Did you know that most labs have more than 40% of their samples unopened due to over-ordering products that are in stock? It’s true. To avoid not having the necessary materials when they need them, many labs keep unnecessary chemicals and materials at every location, which is costly for disposal and creates unnecessary hazards in the lab. This is just one example of many where digitizing the lab processes can help to reduce overhead costs. For example, R&D teams are using Albert’s inventory management module to view current inventory items and quantities across multiple locations and labs, from the next building over to half a world away, eliminating the cost of over-ordering or delays in sourcing and sending raw materials from third-party vendors. Better resource allocation is another example of streamlining overhead costs as well. With R&D systems built for the end-to-end lab process, teams have the opportunity to delegate tasks to teams in different laboratories where resources or instruments may be more in line or available to meet project goals and timelines.
5. You will be able to protect your most precious intellectual property (IP).
Aside from their people, many companies would argue their most precious asset—besides their people—is their R&D IP. They want to know that this information will be safe, not only from outside threats but also from being accidentally lost or tampered with as scientists go about their work or if they leave the company. However, when this information is stored in siloed systems or even worse, in paper notebooks, it is highly vulnerable to being lost or compromised. By digitizing R&D processes in a secure integrated system, the risks lower dramatically.
IP security and protection were always an integral part of the design of Albert from the very first days. We went to painstaking lengths to safeguard our customer’s data in three different ways—when the data is at rest and being stored, when the data is in motion and being transferred, and when the data is in use and being processed.
- Each of our customers’ data is physically isolated and managed in their own cloud accounts and then encrypted using their own encryption key to encrypt and decrypt all data.

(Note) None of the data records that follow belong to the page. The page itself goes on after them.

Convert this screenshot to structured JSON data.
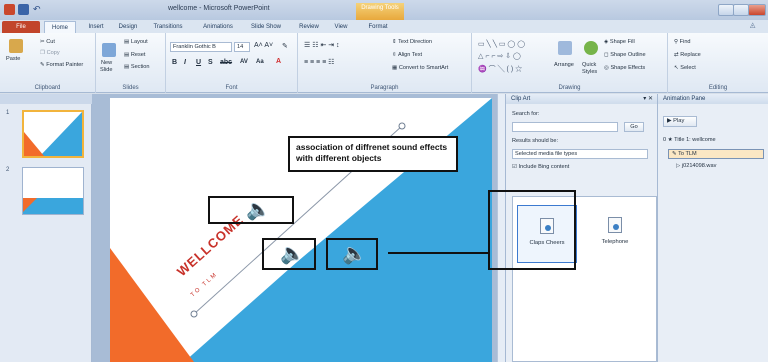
{
  "window": {
    "title": "wellcome - Microsoft PowerPoint",
    "context_tab_group": "Drawing Tools"
  },
  "tabs": [
    "File",
    "Home",
    "Insert",
    "Design",
    "Transitions",
    "Animations",
    "Slide Show",
    "Review",
    "View",
    "Format"
  ],
  "ribbon": {
    "clipboard": {
      "label": "Clipboard",
      "paste": "Paste",
      "cut": "Cut",
      "copy": "Copy",
      "format_painter": "Format Painter"
    },
    "slides": {
      "label": "Slides",
      "new_slide": "New",
      "new_slide_line2": "Slide",
      "layout": "Layout",
      "reset": "Reset",
      "section": "Section"
    },
    "font": {
      "label": "Font",
      "font_name": "Franklin Gothic B",
      "font_size": "14"
    },
    "paragraph": {
      "label": "Paragraph",
      "text_direction": "Text Direction",
      "align_text": "Align Text",
      "convert_smartart": "Convert to SmartArt"
    },
    "drawing": {
      "label": "Drawing",
      "arrange": "Arrange",
      "quick_styles": "Quick",
      "quick_styles_line2": "Styles",
      "shape_fill": "Shape Fill",
      "shape_outline": "Shape Outline",
      "shape_effects": "Shape Effects"
    },
    "editing": {
      "label": "Editing",
      "find": "Find",
      "replace": "Replace",
      "select": "Select"
    }
  },
  "slides_panel": {
    "thumbnails": [
      "1",
      "2"
    ]
  },
  "slide": {
    "callout_text": "association of diffrenet sound effects with different objects",
    "title": "WELLCOME",
    "subtitle": "TO TLM"
  },
  "clip_art": {
    "header": "Clip Art",
    "search_for_label": "Search for:",
    "search_value": "",
    "go": "Go",
    "results_label": "Results should be:",
    "results_value": "Selected media file types",
    "include_bing": "Include Bing content",
    "results": [
      "Claps Cheers",
      "Telephone"
    ]
  },
  "animation_pane": {
    "header": "Animation Pane",
    "play": "Play",
    "items": [
      {
        "index": "0",
        "label": "Title 1: wellcome"
      },
      {
        "index": "",
        "label": "To TLM"
      },
      {
        "index": "",
        "label": "j0214098.wav"
      }
    ]
  },
  "colors": {
    "accent_blue": "#3aa6dd",
    "accent_orange": "#f26b2a",
    "file_tab": "#c2452b"
  }
}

- We also use keyless deployment, which is a real standout security feature that Albert offers its customers. Keyless deployment deploys applications without embedding sensitive credentials or encryption keys directly into the codebase, making it more challenging for malicious actors to gain unauthorized access to critical information.
- And, finally, because Albert is built API-first, we can offer our customers an audit trail, which means if, for example, someone accidentally modified a formula in the system, we can go back and look at the history to access the formula data before the modification.

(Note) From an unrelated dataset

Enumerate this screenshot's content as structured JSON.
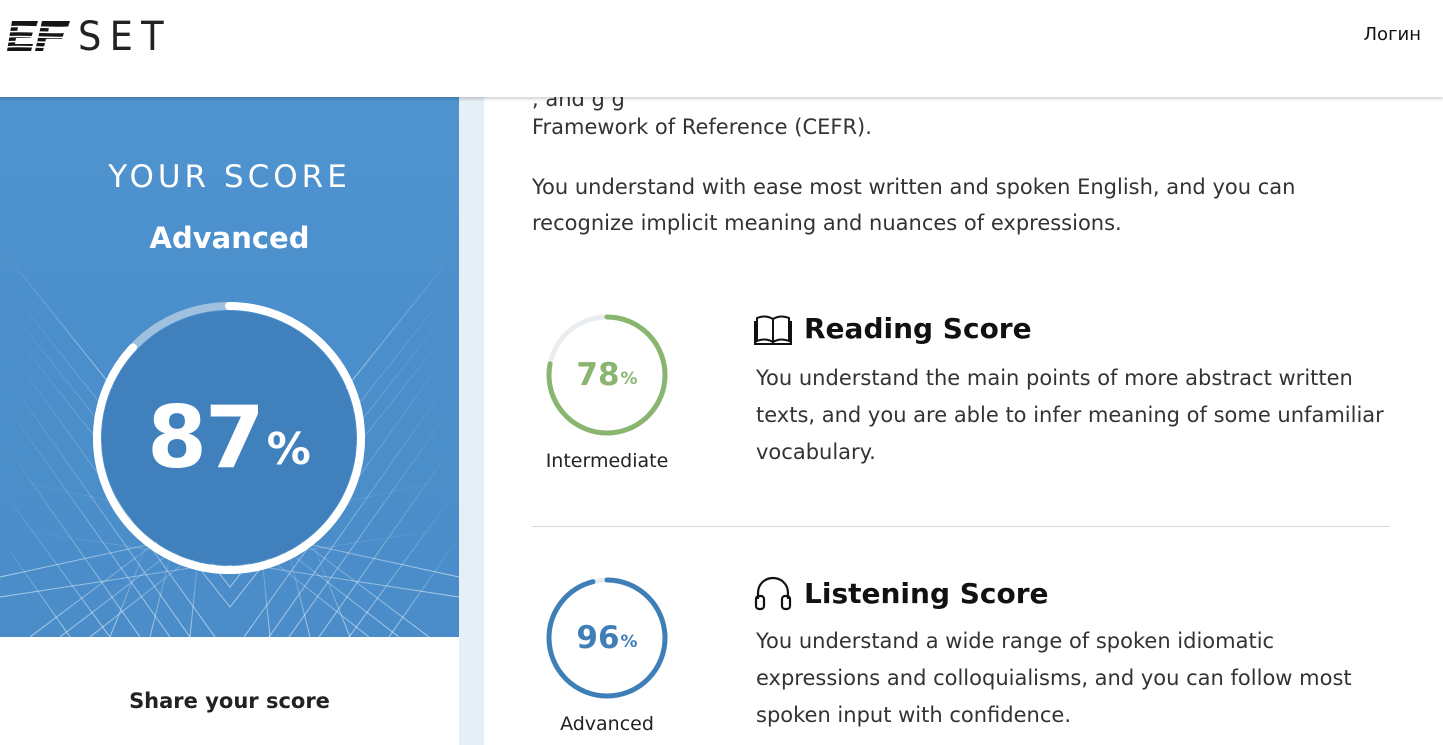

As you consider different options for digitizing your R&D, remember that digital transformation in R&D should go far beyond the adoption of software and tools; it should involve an end-to-end platform that integrates data from every part of the Chemistry and Materials Science R&D process. It should also involve a fundamental shift in how your organization approaches innovation. Born in the Chemistry and Materials Science R&D space, Albert can help you with both. We know what it takes to make a system that scientists, innovators, and business leaders will love. We also know that R&D data is much different than other enterprise data and accounted for that in our infrastructure, so no data is left behind. And, most importantly, we know how to partner with R&D organizations, so they get the absolute most from Albert’s powerful system.

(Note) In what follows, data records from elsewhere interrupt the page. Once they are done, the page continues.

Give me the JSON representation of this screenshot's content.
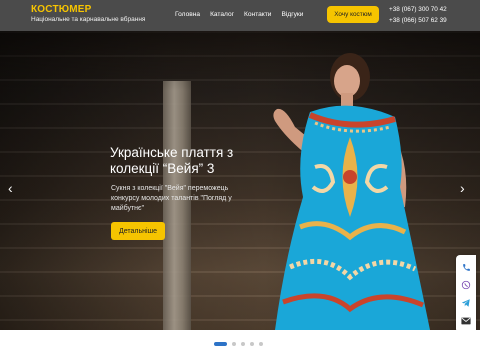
{
  "header": {
    "logo_title": "КОСТЮМЕР",
    "logo_subtitle": "Національне та карнавальне вбрання",
    "nav": [
      {
        "label": "Головна"
      },
      {
        "label": "Каталог"
      },
      {
        "label": "Контакти"
      },
      {
        "label": "Відгуки"
      }
    ],
    "cta_label": "Хочу костюм",
    "phones": [
      "+38 (067) 300 70 42",
      "+38 (066) 507 62 39"
    ]
  },
  "hero": {
    "title_line1": "Українське плаття з",
    "title_line2": "колекції “Вейя” 3",
    "description": "Сукня з колекції \"Вейя\" переможець конкурсу молодих талантів \"Погляд у майбутнє\"",
    "button_label": "Детальніше",
    "prev_arrow": "‹",
    "next_arrow": "›"
  },
  "contacts": {
    "icons": [
      "phone-icon",
      "viber-icon",
      "telegram-icon",
      "email-icon"
    ]
  },
  "carousel": {
    "dots": 5,
    "active_index": 0
  },
  "colors": {
    "accent": "#f6c400",
    "header_bg": "#4b4b4b",
    "dot_active": "#2d73c7",
    "dress_blue": "#1aa7d8"
  }
}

While digital transformation is changing the game for all business functions, we truly believe R&D stands to gain the most. Not only can digitalized R&D dramatically accelerate your company’s time to market and improve the productivity and efficiency of your labs, but it can also open the door to innovation possibilities that never would have been discovered in the analog world. The value of that level of discovery can’t be quantified, especially today as the Chemistry and Materials Science industry works to tackle some pretty formidable and complex innovation challenges. With data, digital, and AI on your side, anything is possible.